Iroquois Pliskin said...

@steve: I think you're totally right that the consumer advocate idea and the critic idea tend to pull games reviews in different directions. But I don't think there's any intrinsic conflict between the idea of offering critical insight into a game and giving an opinion about whether or not it's something you should go see.

@anonymous and nelsormensch: I kind of agree that when it comes down to debating competing theses it partially just comes down to taste. (Like God Hand or No More Heroes, those games are really divisive sometimes you just love or hate what they're trying to do.)

@pixelvixen: I think the new games crit is interesting. Obviously people do things with games and have experiences that noone intended, and writing about them creatively is totally worthwhile. My only objection I guess is that the new games criticism feels like the end of a conversation rather than the beginning of one, and for that reason it's never be as interesting to me as other kinds of criticism.

@scott: Yeah I agree with you on this point but I'm not sure what to do with it. Obviously you want to go in as well-informed as possible.

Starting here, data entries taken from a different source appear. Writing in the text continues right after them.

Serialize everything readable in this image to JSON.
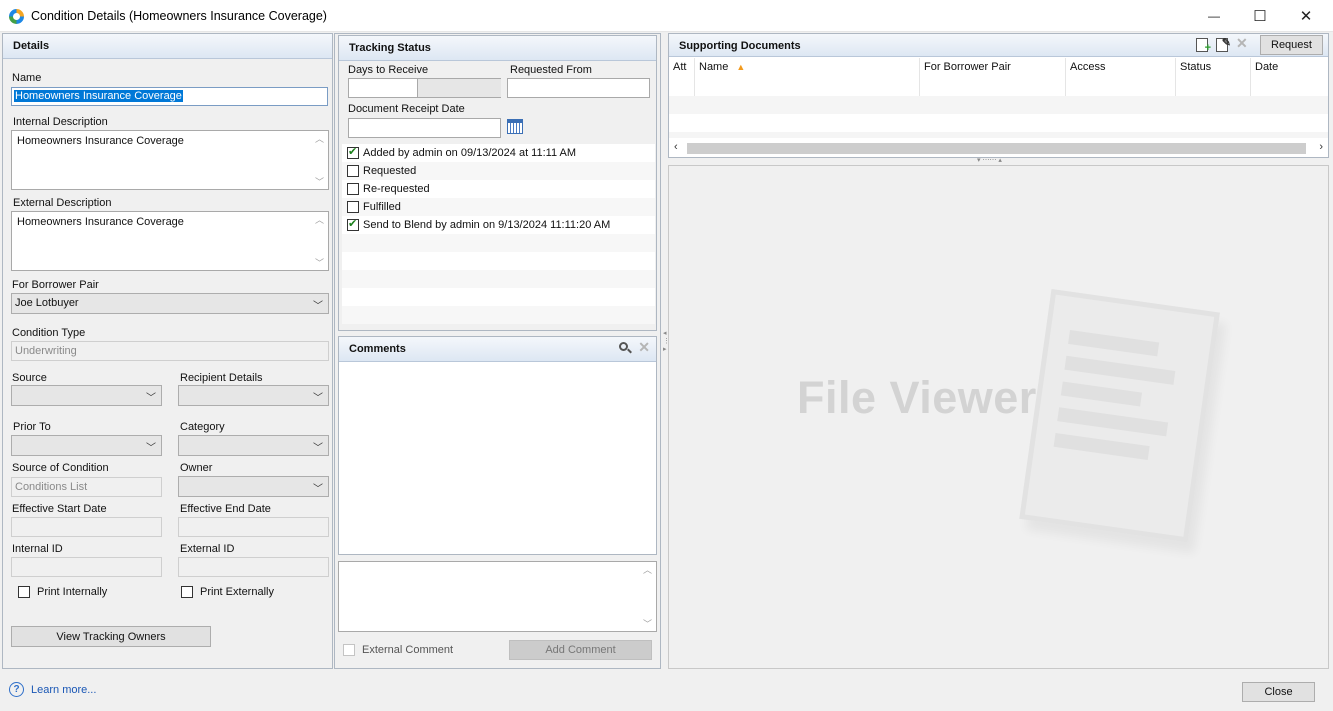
{
  "window": {
    "title": "Condition Details (Homeowners Insurance Coverage)",
    "minimize": "—",
    "maximize": "☐",
    "close": "✕"
  },
  "details": {
    "header": "Details",
    "name_label": "Name",
    "name_value": "Homeowners Insurance Coverage",
    "internal_desc_label": "Internal Description",
    "internal_desc_value": "Homeowners Insurance Coverage",
    "external_desc_label": "External Description",
    "external_desc_value": "Homeowners Insurance Coverage",
    "borrower_pair_label": "For Borrower Pair",
    "borrower_pair_value": "Joe Lotbuyer",
    "condition_type_label": "Condition Type",
    "condition_type_value": "Underwriting",
    "source_label": "Source",
    "recipient_details_label": "Recipient Details",
    "prior_to_label": "Prior To",
    "category_label": "Category",
    "source_of_condition_label": "Source of Condition",
    "source_of_condition_value": "Conditions List",
    "owner_label": "Owner",
    "eff_start_label": "Effective Start Date",
    "eff_end_label": "Effective End Date",
    "internal_id_label": "Internal ID",
    "external_id_label": "External ID",
    "print_internally": "Print Internally",
    "print_externally": "Print Externally",
    "view_tracking_owners": "View Tracking Owners"
  },
  "tracking": {
    "header": "Tracking Status",
    "days_to_receive_label": "Days to Receive",
    "requested_from_label": "Requested From",
    "doc_receipt_date_label": "Document Receipt Date",
    "rows": [
      {
        "label": "Added by admin on 09/13/2024 at 11:11 AM",
        "checked": true
      },
      {
        "label": "Requested",
        "checked": false
      },
      {
        "label": "Re-requested",
        "checked": false
      },
      {
        "label": "Fulfilled",
        "checked": false
      },
      {
        "label": "Send to Blend by admin on 9/13/2024 11:11:20 AM",
        "checked": true
      }
    ]
  },
  "comments": {
    "header": "Comments",
    "external_comment": "External Comment",
    "add_comment": "Add Comment"
  },
  "supporting": {
    "header": "Supporting Documents",
    "request_button": "Request",
    "columns": [
      "Att",
      "Name",
      "For Borrower Pair",
      "Access",
      "Status",
      "Date"
    ],
    "sort_indicator": "▲"
  },
  "file_viewer": {
    "watermark": "File Viewer"
  },
  "footer": {
    "learn_more": "Learn more...",
    "close": "Close",
    "help_icon": "?"
  },
  "colors": {
    "header_gradient_top": "#f4f7fb",
    "header_gradient_bottom": "#dde7f3",
    "selection": "#0078d7",
    "link": "#1a57b5"
  }
}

The pitfalls are where you are judging a game by just matching it against the expectations you have from previous iterations of the series or the development history, and this can go badly astray sometimes.

Anonymous said...

"I think your points on evaluating a game's intent and commenting on what it is trying to be, rather than what you want it to be is very important."

I completely agree with Scott Juster's above comment -- evaluating a game's intent is extremely important. But it seems to me that this is where things can get thorny. When a reviewer takes issue with the way a particular game is attempting to achieve it's goals (or support its thesis), then, in my view at least, s/he must suggest some alternative approach that would alleviate the problem. All too often these suggestions are simply blurted, with little to no attention paid the REASON for their proposed inclusion. I think this is where a lot of reviewers get off track and start discussing an entirely different game that maybe they'd prefer to be playing.

Kirk Battle said...

I'm not sure how active this article still is but...I'd argue that the bold standard you seek is not the product of a rigorous set of rules outlined by a group of people. It is the result of one critic grinding away for so damn long that people just start to infer that this is the "way" it's done.

Ebert is a child of Pauline Kael and his own take on film. She was a by-product of the French and other influences. Both of these people went at it for so long that they did not so much create an ideology as a standard. An approach that so many people had read for so long that it just became the norm instead of the exception.

That's my take anyways. I always get fussy when I'm told game reviews and critics are inferior after I dump so much time trying to turn the tide around. At least point out some reviews you consider *good* when you post a piece like this so I can get better by studying it.

Iroquois Pliskin said...

@l.b. jeffries: keepin' it active! I actually agree with you that the whole "creed" thing is kind of misleading, in the sense that I don't think there's a need a set of rigid interpretive rules that reviewers should work off of, or anything like that. The sort of stuff I talk about here-- judging a game based on your sense of what it's trying to do, and all that-- comes from listening to people talk about games on podcasts and reading criticism online and the like, and trying to synthesize some collective practical wisdom.

Also, I didn't really mean to come off as negative. I'm not even really interested in railing against subjectivity (which is inevitable to some degree) so much as I am interested in trying to figure out what objectivity would consist in. And the only reason I'm interested in objectivity is that I'm like, "what could I tell someone about my experience with a game that they would find valuable?" And usually the first things that pop into my head are sentences like "what this game does well is X" and things of that nature.